Boosting Visual Reprogramming for CLIP with Dual Granularity Alignment
Abstract
Model reprogramming adapts pretrained models to downstream tasks by modifying their input and output spaces. Visual reprogramming (VR), a prominent instance, introduces learnable input transformations (e.g., visual prompts) to repurpose vision-language models like CLIP for downstream visual tasks. Existing VR methods primarily focus on single-level alignment between prompted images and text descriptions, overlooking inherent structural information in data that facilitates alignment: semantic granularity (label hierarchies) and visual granularity (multi-scale representations).
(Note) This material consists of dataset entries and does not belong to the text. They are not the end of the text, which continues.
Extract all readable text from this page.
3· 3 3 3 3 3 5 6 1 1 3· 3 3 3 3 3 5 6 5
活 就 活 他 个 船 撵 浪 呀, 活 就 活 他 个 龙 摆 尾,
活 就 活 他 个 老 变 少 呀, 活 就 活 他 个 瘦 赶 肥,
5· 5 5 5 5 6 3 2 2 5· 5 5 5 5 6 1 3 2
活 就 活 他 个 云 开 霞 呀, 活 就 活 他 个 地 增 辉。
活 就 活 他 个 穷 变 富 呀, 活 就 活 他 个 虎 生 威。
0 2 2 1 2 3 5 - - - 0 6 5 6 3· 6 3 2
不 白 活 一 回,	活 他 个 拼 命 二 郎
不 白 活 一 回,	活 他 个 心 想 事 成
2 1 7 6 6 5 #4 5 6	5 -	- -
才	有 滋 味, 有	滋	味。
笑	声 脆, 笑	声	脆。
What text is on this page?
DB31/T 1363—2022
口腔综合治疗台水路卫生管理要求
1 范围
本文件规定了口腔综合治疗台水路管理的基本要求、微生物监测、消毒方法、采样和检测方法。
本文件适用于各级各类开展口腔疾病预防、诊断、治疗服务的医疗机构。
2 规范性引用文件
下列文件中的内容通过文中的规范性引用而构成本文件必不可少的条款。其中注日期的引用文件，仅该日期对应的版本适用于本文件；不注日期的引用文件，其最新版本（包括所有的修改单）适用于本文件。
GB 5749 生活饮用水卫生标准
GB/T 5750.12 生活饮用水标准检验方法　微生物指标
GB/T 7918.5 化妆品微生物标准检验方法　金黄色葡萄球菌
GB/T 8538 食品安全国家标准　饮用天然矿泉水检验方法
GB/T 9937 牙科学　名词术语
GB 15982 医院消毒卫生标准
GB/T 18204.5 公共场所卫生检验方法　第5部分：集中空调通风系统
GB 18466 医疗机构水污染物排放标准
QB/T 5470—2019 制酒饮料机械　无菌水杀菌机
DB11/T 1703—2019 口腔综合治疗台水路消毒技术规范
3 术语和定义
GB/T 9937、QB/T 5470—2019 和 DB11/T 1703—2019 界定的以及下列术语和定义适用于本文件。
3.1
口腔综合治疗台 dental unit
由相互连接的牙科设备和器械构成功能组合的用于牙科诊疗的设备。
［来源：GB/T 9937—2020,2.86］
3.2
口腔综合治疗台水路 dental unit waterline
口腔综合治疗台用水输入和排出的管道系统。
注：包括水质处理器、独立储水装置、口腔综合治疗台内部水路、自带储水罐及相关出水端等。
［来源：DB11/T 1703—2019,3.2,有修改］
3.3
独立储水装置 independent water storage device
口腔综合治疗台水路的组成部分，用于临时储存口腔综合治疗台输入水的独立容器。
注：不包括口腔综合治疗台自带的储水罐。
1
To address this gap, we propose Dual Granularity Alignment (DGA): First, for visual granularity, we generate multi-scale images and propose Uncertainty-calibrated Prediction Fusion (UPF) to capture hierarchical spatial information within images. Second, for semantic granularity, we propose Prototype-guided Label Hierarchization (PLF) to construct category hierarchies from visual semantic similarities and propose Hierarchical Knowledge Propagation (HKP) to achieve top-down superclass-to-subclass guidance for coherent multi-level visual prompts alignment. Our DGA collaboratively integrate both granularities to enhance alignment effectiveness. Experiments across 12 downstream datasets demonstrate DGA's superiority over baselines on both ViT-based and ResNet-based CLIP architectures. Specifically, DGA achieves a 4.5% improvement over the previous state-of-the-art method on ViT-16-based CLIP. By explicitly modeling structural granularities, DGA establishes a new paradigm for visual reprogramming.